Seeking a small, tapered, French rolling pin
July 28, 2012 12:22 PM   Subscribe

Can someone guide me to a small, handleless, tapered rolling pin that is truly meant to be used and is from a trust worthy place?

I love my tapered French rolling pin and will never go back to one with handles. I especially love the way the taper keeps my edges from thinning out. However, the thing is really long, too long for things like parker house rolls, small flat breads, and tortillas. Finding a tapered rolling pin around 13 inches long is, for some reason, crazy hard.

I have found this fellow's lovely pins of the right size and finish but they don't have that taper.

I found this chapati pin that is probably perfect but it seems to have a finish on it that doesn't look food-safe. Also, the website seems a little skeevy. It seems to repeat a theme I have found with chapati pins. Love the shape but they are often painted and from websites I think look questionable.
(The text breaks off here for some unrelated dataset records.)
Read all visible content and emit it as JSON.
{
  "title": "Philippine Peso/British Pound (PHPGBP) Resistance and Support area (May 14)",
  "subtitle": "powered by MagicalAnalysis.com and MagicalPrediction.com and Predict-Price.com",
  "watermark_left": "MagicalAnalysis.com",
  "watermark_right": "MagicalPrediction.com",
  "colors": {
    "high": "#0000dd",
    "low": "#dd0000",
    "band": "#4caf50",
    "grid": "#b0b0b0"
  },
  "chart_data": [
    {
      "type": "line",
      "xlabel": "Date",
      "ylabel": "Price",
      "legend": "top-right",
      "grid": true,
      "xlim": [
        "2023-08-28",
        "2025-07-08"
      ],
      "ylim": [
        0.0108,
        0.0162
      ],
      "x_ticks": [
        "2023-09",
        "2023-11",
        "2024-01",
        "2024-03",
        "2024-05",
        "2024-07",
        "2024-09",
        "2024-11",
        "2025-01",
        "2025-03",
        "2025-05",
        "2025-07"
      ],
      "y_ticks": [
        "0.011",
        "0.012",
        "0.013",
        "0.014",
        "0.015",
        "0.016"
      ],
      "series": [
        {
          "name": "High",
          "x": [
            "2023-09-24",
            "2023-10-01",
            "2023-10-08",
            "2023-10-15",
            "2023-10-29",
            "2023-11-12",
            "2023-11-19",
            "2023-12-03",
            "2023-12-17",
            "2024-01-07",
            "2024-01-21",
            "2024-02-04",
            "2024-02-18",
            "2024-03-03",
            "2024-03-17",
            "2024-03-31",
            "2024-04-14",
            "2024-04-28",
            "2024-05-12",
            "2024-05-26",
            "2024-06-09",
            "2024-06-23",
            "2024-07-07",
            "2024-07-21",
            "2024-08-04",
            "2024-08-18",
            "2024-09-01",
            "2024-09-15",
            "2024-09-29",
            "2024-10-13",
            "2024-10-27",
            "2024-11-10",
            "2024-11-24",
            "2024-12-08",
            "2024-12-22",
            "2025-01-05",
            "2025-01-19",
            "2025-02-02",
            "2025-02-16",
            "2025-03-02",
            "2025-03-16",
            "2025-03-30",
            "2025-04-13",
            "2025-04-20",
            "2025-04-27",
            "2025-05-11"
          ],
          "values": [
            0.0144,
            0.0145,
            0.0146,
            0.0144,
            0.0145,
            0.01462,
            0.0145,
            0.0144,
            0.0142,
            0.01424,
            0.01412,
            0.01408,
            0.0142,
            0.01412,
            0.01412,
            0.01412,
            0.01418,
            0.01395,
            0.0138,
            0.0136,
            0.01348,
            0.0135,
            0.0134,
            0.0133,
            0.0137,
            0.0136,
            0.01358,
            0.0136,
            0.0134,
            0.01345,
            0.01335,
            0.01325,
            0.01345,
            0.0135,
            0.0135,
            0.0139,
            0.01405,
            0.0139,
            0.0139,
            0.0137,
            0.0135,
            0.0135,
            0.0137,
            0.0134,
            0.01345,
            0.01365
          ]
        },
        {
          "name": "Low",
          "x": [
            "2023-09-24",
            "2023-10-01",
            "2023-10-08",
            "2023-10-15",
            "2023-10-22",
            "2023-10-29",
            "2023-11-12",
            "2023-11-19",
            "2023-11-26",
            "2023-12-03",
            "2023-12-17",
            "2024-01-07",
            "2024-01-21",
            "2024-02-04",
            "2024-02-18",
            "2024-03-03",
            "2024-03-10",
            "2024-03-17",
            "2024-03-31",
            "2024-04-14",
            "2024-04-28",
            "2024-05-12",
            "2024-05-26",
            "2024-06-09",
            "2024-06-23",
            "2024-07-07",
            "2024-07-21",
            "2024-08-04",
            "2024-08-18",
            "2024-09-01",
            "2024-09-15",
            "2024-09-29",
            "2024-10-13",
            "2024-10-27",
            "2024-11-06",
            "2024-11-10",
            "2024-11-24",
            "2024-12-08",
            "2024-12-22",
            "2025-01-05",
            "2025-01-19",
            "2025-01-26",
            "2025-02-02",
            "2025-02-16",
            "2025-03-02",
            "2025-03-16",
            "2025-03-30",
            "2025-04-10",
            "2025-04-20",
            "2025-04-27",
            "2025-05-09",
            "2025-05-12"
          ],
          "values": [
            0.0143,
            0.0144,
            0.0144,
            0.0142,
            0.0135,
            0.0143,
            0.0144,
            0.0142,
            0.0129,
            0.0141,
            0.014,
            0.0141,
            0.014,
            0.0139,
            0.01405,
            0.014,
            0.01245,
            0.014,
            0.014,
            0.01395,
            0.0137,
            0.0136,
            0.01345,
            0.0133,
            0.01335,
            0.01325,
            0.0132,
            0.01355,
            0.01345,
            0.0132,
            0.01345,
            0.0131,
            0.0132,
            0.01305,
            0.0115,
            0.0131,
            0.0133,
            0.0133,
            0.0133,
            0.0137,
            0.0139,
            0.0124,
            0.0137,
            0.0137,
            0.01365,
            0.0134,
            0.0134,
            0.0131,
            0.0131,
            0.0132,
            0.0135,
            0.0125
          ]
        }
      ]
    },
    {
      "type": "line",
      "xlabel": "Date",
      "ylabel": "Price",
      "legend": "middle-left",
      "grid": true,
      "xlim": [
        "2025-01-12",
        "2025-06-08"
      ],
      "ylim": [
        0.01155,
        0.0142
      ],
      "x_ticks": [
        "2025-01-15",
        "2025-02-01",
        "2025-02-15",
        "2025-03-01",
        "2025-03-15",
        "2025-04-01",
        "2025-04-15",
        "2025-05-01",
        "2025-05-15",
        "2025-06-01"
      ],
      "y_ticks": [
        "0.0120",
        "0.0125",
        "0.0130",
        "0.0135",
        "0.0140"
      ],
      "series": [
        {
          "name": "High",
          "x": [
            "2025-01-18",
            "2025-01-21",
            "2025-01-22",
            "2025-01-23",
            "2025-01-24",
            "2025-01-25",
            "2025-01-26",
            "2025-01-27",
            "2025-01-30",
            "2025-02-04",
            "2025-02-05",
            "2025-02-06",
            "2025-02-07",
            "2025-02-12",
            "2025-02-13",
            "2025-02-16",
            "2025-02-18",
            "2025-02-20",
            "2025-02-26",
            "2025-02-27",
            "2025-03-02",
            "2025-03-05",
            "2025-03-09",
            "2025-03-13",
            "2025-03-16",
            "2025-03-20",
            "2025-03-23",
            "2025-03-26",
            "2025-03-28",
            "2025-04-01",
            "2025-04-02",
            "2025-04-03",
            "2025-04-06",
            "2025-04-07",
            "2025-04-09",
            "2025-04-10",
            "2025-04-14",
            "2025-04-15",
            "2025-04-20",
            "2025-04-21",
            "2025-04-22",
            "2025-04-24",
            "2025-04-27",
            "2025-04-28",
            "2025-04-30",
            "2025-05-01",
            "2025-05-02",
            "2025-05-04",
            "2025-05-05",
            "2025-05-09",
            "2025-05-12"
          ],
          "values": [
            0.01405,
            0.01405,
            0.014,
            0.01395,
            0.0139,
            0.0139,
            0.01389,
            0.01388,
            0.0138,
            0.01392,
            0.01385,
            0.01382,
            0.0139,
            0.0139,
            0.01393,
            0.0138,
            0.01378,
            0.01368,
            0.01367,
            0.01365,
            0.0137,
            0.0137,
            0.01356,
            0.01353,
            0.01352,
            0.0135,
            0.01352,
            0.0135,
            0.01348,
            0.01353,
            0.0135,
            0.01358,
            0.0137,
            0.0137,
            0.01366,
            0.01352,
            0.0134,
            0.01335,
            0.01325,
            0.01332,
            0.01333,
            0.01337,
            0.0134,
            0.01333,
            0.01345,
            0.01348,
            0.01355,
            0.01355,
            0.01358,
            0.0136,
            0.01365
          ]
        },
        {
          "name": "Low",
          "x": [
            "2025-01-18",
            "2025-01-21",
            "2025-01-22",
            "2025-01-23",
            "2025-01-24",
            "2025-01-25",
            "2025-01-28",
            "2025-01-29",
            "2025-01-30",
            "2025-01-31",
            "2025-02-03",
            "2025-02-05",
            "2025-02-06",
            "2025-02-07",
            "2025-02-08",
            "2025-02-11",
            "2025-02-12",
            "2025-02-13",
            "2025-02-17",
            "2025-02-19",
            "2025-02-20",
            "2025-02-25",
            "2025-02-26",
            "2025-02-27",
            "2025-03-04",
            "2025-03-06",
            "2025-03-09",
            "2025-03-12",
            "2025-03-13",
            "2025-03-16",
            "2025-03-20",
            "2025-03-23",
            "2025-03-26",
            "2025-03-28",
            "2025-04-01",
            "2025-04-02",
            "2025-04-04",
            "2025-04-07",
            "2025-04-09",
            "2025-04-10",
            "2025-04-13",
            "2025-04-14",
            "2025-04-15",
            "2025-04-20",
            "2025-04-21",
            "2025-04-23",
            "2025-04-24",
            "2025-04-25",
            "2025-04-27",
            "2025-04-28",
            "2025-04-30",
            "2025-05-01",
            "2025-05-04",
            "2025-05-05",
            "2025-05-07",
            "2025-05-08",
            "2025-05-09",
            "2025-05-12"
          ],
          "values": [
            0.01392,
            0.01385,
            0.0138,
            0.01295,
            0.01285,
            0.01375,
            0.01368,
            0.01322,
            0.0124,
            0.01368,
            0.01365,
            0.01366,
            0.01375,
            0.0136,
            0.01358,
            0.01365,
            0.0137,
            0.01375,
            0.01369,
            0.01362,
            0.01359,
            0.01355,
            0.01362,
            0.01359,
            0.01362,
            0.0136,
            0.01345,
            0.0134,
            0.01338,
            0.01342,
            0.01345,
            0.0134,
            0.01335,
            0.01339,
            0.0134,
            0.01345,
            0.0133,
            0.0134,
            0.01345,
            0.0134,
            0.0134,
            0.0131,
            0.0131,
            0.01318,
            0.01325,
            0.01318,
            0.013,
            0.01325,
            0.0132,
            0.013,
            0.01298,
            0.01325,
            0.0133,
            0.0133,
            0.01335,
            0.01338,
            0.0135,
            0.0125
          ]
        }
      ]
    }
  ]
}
I live out in the boonies so making my way to an Indian cookware shop is out. I would be willing to call a reputable brick and mortar and order over the phone. I know this seems like a crazy obsession but I just rolled out three batches of parker house rolls with a giant French pin and it has lit a fire under my ass to make this happen.
posted by Foam Pants to Food & Drink (16 answers total)
 
Etsy craftspeople will totally take special orders, though. Why not contact that shop owner and describe what you want?
posted by elizardbits at 12:29 PM on July 28, 2012 [3 favorites]


Martha Stewart is here for you.
posted by purpleclover at 12:30 PM on July 28, 2012


King Arthur Flour has what you're looking for!
posted by spinturtle at 12:37 PM on July 28, 2012


nevermind, that one is too long. sorry
posted by spinturtle at 12:39 PM on July 28, 2012


It is more difficult finding shorter ones in wood, but here are a couple in metal and in bamboo.
posted by procrastination at 12:51 PM on July 28, 2012


Oh, ugh, the Martha one is too long too. Sorry.
posted by purpleclover at 12:53 PM on July 28, 2012


Oh, here is one in wood. Choose the small one.
posted by procrastination at 12:56 PM on July 28, 2012 [1 favorite]


Belans are foodsafe enough and while the websites look skeevy, they are also accustomed to customers calling orders in by phone because we think they look skeevy too!
posted by infini at 1:32 PM on July 28, 2012 [1 favorite]


I have one exactly like you describe, and it's Finnish. I actually bought mine in Finland, but they are commonly used there and I wonder if one could be obtained here in North America in communities with high populations of Finns.

Don't know if that's helpful or not.
posted by scrute at 2:14 PM on July 28, 2012


I've placed several successful and safe orders at iShopIndian (which infini linked to), including some cookware, so if that belan appeals to you, have no fear on that count.
posted by jocelmeow at 2:20 PM on July 28, 2012


Or try Etsy - there's a number of them and I didn't go through them all, but this one is close
posted by scrute at 2:23 PM on July 28, 2012


Rolling pins are crazy easy to make if you've got a lathe. Find a friend that has a woodshop and talk them into spending half an hour making one with you.
posted by foodgeek at 2:42 PM on July 28, 2012 [1 favorite]


A cheap handsaw will make a long one into a short one in about 2 minutes.
posted by jon1270 at 3:03 PM on July 28, 2012


Fantes will have something. They may have more in the shop than on the site, too, if you call them.
posted by sepviva at 6:57 PM on July 28, 2012 [1 favorite]


I had someone hack the ends off my French rolling pin
posted by tilde at 7:23 PM on July 28, 2012


I have contacted the fellow who makes those lovely pins on Etsy and he is totally game. Not only do I get to pick the diameter and length, but I get to say the taper and the type of wood. Very nice.